Thus by "protecting" or "restoring" the "performance" (surely a subjective term) the continuance government and state is ensured. The term: "persons holding office under the Crown" include the military and police forces.
Taken together, clauses 21.2 (h), (l) and (n) with the definition of "public functions" in clause 30 would allow a government to introduce regulations to cover the deletion of the "political, administrative or economic stability of the United Kingdom". This intent is specifically set out in the government's response to the Joint Committee report (page 8, point 8) where it says that:
"The government continues to consider that, should a situation or event pose such a threat to human welfare, the environment or security that the making of emergency regulations is appropriate, it should be possible for those emergency regulations to contain provision which is designed to protect or restore the activities of Her Majesty's government, the activities of parliament or the legislatures of the devolved administrations, the activities of banks or other financial institutions or the performance of public functions."
Clause 21.3 says:
"Emergency regulations may make provision of any kind that could be made by Act of Parliament or by the exercise of the Royal Prerogative, in particular, regulations may..."

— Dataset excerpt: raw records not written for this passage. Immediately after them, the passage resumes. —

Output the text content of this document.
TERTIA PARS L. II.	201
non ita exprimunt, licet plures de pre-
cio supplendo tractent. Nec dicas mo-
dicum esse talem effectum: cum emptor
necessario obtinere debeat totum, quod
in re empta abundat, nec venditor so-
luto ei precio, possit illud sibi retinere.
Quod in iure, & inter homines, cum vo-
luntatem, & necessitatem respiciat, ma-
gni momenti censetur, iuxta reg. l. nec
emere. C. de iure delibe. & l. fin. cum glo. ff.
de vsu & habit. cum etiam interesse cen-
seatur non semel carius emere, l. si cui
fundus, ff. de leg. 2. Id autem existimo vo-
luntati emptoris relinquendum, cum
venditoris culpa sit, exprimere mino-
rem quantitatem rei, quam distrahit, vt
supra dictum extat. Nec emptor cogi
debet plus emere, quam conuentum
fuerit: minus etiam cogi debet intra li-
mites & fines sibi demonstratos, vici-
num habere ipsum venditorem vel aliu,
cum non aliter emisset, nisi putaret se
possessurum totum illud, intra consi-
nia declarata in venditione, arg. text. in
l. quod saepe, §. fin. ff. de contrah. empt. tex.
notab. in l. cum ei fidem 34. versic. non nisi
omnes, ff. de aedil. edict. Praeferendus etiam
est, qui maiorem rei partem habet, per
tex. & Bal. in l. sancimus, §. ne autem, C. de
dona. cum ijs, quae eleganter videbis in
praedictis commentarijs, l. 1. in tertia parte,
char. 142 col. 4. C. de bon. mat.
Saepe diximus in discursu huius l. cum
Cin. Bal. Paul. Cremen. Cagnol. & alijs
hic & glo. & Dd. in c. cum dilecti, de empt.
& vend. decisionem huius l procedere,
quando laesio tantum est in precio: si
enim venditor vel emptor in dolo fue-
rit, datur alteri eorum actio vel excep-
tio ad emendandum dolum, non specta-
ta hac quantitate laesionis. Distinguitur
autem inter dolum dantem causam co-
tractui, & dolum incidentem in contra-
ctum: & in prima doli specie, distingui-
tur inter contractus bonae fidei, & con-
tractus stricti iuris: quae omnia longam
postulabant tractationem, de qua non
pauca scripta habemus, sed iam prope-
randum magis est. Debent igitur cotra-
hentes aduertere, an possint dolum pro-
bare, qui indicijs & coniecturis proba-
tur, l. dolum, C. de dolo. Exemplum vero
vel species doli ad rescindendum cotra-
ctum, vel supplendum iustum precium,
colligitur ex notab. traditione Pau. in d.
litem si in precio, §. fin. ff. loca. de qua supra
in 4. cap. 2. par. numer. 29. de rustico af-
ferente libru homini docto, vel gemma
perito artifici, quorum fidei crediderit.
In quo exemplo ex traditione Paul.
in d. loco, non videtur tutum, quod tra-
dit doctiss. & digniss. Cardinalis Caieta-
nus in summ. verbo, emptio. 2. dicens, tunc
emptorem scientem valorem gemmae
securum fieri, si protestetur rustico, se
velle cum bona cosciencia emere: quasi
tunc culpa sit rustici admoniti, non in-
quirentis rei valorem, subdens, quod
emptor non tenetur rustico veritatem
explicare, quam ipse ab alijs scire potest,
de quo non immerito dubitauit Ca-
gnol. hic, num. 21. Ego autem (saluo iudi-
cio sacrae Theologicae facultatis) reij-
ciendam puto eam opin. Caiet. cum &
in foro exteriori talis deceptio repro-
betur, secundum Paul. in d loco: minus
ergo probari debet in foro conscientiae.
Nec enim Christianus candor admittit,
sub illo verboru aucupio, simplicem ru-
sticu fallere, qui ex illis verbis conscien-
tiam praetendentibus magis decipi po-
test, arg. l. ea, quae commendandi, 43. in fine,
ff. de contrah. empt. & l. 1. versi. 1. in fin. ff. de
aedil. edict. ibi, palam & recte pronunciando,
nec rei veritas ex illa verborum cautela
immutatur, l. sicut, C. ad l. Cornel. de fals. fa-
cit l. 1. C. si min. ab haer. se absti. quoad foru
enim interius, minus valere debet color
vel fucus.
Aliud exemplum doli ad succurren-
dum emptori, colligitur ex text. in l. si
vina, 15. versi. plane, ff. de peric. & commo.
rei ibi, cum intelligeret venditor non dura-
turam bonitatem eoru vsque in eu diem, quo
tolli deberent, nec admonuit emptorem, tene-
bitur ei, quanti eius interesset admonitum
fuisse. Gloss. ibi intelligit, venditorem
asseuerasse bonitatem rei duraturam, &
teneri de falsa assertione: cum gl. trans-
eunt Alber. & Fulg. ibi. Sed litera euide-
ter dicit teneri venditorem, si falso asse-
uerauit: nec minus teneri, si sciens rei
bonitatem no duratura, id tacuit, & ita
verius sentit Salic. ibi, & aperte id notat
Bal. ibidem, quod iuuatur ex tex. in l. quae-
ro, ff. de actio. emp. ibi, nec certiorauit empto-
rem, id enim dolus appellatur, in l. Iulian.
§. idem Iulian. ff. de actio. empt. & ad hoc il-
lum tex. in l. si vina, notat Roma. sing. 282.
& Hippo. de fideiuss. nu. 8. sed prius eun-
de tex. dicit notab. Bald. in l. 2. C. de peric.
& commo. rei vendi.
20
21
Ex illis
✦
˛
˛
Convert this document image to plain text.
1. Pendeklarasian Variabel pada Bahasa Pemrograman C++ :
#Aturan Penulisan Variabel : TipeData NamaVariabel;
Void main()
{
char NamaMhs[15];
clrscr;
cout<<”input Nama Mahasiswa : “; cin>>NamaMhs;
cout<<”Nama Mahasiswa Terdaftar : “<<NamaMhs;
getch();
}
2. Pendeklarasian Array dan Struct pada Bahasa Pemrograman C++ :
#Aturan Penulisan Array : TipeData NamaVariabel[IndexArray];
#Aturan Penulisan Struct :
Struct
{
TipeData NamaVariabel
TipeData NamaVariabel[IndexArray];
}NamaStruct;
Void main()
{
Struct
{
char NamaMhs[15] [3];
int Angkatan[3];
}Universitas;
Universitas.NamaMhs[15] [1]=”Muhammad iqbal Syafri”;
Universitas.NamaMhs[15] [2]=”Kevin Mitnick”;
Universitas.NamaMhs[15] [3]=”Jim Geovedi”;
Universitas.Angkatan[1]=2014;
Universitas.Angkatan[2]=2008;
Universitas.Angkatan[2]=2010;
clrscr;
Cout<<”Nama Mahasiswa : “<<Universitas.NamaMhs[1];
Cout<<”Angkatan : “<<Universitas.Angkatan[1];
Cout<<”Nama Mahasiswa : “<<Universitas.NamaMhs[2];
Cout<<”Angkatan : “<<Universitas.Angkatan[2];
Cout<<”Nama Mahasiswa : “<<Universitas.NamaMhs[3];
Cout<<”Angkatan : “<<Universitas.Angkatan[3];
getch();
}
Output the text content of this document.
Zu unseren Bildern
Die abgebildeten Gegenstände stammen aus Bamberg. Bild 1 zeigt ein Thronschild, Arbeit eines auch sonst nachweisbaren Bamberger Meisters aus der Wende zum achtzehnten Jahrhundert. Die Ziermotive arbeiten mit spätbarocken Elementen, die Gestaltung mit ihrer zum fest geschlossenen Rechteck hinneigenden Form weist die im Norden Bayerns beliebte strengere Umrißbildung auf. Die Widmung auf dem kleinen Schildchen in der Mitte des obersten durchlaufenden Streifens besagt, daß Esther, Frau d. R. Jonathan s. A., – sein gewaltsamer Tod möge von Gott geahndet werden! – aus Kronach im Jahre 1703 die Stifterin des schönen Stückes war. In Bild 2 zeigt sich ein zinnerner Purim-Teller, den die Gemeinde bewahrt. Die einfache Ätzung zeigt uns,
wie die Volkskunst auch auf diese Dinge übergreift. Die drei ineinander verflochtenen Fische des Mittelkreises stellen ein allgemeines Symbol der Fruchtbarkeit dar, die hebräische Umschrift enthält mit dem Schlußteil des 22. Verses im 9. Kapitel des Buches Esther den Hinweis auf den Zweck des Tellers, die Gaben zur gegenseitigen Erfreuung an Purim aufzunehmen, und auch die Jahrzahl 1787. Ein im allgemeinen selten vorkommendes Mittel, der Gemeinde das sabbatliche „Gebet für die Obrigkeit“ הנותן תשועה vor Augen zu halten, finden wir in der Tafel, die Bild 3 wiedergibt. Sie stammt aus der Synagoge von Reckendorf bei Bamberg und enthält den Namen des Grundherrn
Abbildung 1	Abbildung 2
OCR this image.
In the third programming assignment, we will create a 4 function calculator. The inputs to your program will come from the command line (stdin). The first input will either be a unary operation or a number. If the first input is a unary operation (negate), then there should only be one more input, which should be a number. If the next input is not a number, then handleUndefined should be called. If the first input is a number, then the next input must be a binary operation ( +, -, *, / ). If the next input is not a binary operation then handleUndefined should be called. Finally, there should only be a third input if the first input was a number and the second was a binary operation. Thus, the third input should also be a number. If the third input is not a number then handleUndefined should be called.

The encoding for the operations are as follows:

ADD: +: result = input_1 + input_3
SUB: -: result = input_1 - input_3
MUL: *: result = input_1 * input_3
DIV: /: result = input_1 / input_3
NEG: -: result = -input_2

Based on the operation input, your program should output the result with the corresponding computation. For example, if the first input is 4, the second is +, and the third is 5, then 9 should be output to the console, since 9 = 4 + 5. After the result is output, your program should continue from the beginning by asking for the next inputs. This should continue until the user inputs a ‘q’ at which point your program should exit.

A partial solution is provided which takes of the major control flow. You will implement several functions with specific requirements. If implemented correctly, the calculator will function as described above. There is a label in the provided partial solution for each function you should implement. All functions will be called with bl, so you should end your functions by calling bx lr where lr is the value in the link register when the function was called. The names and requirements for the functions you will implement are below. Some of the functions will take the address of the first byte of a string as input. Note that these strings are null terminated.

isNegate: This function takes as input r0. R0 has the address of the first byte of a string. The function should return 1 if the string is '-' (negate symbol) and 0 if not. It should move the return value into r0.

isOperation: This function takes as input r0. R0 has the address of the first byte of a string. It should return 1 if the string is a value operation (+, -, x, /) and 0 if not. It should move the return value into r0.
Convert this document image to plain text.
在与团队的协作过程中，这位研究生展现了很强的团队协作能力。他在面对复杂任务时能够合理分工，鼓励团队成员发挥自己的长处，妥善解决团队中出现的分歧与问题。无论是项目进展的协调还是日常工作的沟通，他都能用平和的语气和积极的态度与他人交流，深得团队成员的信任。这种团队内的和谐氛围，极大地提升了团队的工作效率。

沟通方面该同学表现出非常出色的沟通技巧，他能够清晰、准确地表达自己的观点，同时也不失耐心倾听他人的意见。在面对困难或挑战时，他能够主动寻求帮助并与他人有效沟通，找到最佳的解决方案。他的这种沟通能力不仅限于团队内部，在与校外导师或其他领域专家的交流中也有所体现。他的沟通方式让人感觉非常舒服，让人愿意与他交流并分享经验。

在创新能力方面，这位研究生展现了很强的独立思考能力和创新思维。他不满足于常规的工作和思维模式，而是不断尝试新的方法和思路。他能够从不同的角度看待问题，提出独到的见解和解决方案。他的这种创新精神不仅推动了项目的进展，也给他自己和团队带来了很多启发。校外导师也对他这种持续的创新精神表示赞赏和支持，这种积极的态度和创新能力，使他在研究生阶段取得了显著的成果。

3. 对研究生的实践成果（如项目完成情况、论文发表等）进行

The Joint Committee was extremely concerned about this provision. Indeed so concerned were they that they listed twenty-two fundamental constitutional laws which should not, under any circumstances, be amended or removed (eg: the Magna Carta 1297 and the Bill of Rights 1688). Their report commented that this clause as set out in 21.3.j:
"allows regulations to disapply any Act of Parliament. In the wrong hands, this could be used to remove all past legislation which makes up the statutory patchwork of the British Constitution".
The government's response was to reject the need for a list of constitutional laws that should be protected from amendment or revocation under this Bill. Their rejection simply relies on a convoluted argument from Parliamentary Counsel namely that:
"each proposed exercise of such a power must be assessed by reference to whether or not it is within the class of action that Parliament must have contemplated when conferring the power"
The Parliamentary Counsel goes on to advise that "in the unlikely event of needing to use this power Parliament will not permit interference either with a general presumption or with a "constitutional" enactment". This leads the government to conclude:
"we cannot presently envisage circumstances in which this power would lawfully enable us to make a substantial amendment to a constitutional enactment".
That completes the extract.